Comment est-ce que son ami réagirait en apprenant qu'il était là ?
L'idée que Siloé sache la présence de Félix lui traversa l'esprit. Peut-être savait-il qu'il allait débarquer pour le voir. Après tout, il ne connaissait son ami que depuis peu de temps, il y a tellement de choses qu'ils ne savaient pas encore l'un sur l'autre. Mais à tout bien y réfléchir, ce n'était pas possible. Siloé avait littéralement tout plaqué, tout laissé derrière lui pour ne plus y penser. La sincérité fuyait à travers ses yeux. Jamais Siloé ne l'aurait fait venir. À aucun moment.

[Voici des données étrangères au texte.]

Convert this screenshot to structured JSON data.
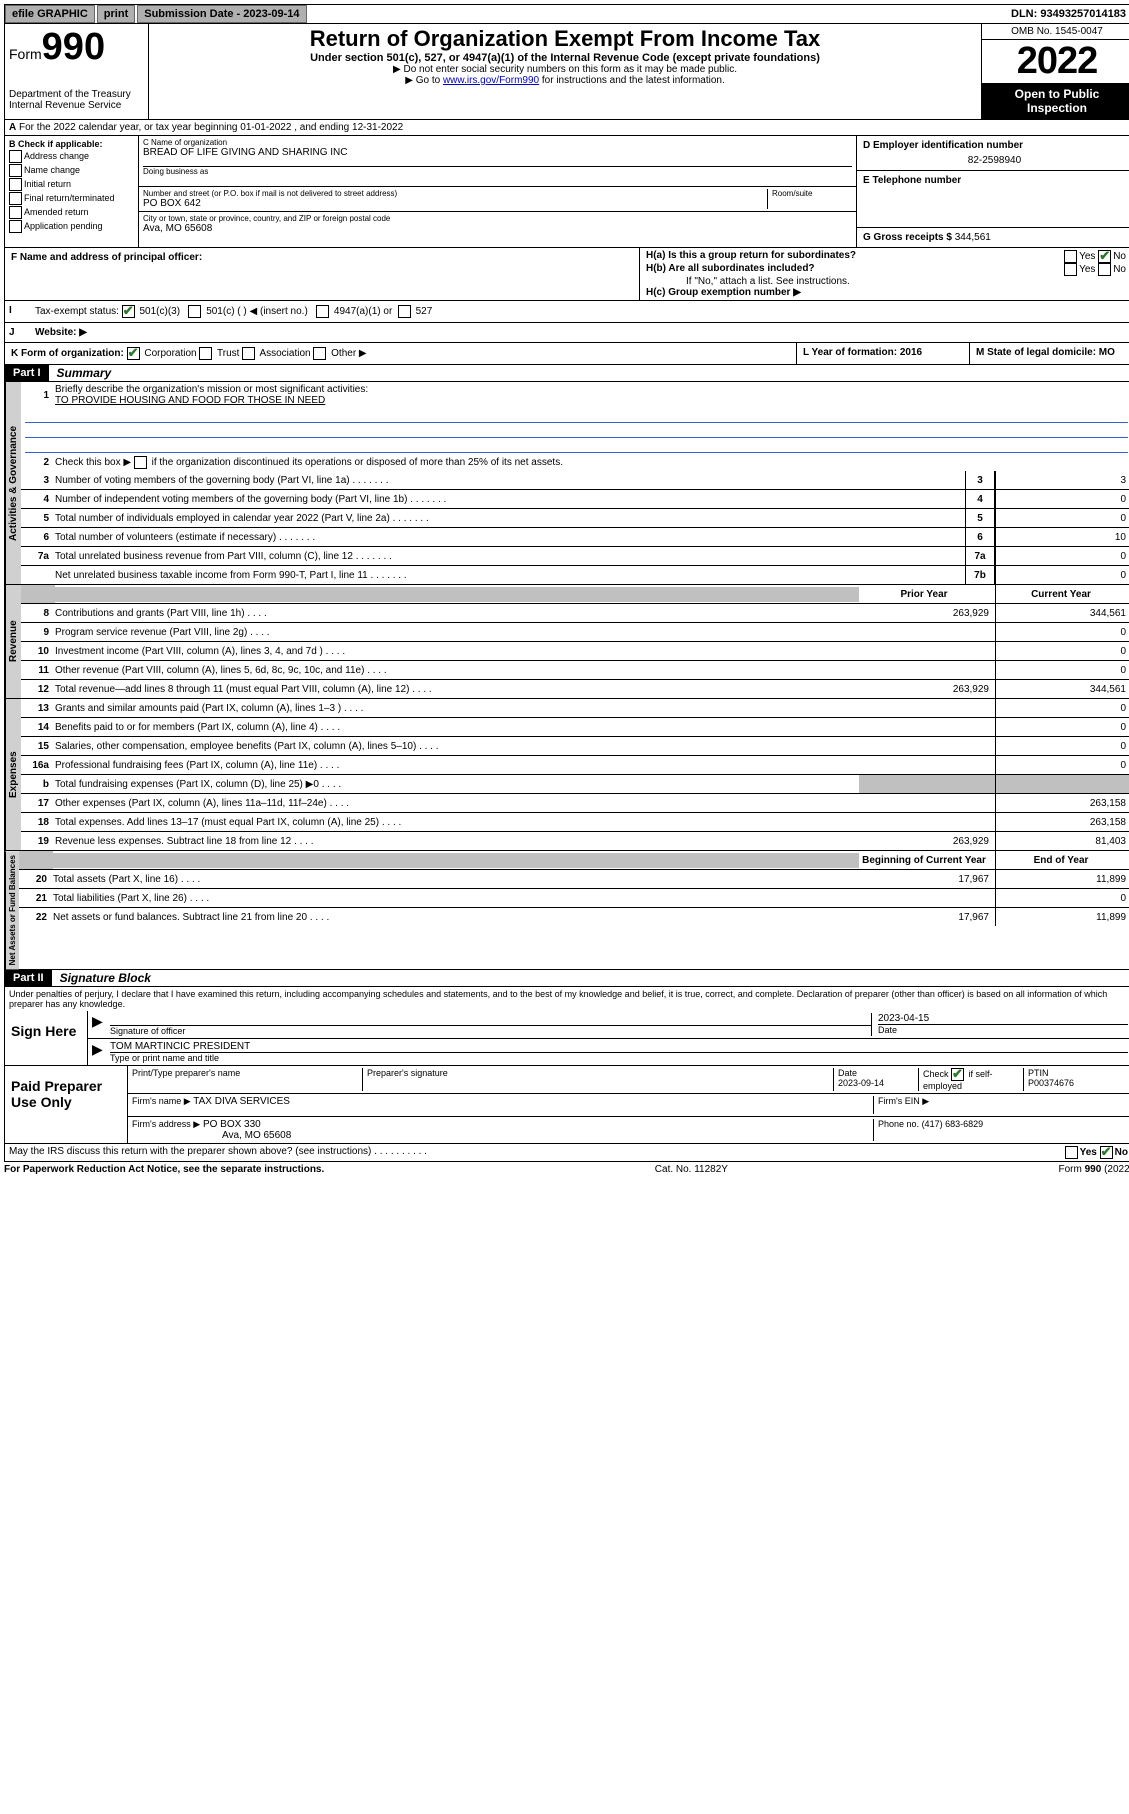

Alors Paul se demanda plusieurs fois comment est-ce qu'il avait trouvé sa trace, et s'était dit que... un individu étant amoureux, serait prêt à tout pour retrouver celui qu'il aime. Cette version-là paraissait bien plus belle que l'autre idée qu'il s'était faite, celle de venir pour lui remettre la tête sous l'eau encore et encore pour le tuer cette fois.
Il se demanda, Paul, quelle était le comportement à adopter. S'il aurait dû attraper Félix par le bras pour le saluer, juste le regarder dans les yeux un instant de plus ou le foutre sur le trottoir. L'homme avait payé sa chambre, il se ferait virer sans tarder d'une seule seconde s'il faisait ça à un client.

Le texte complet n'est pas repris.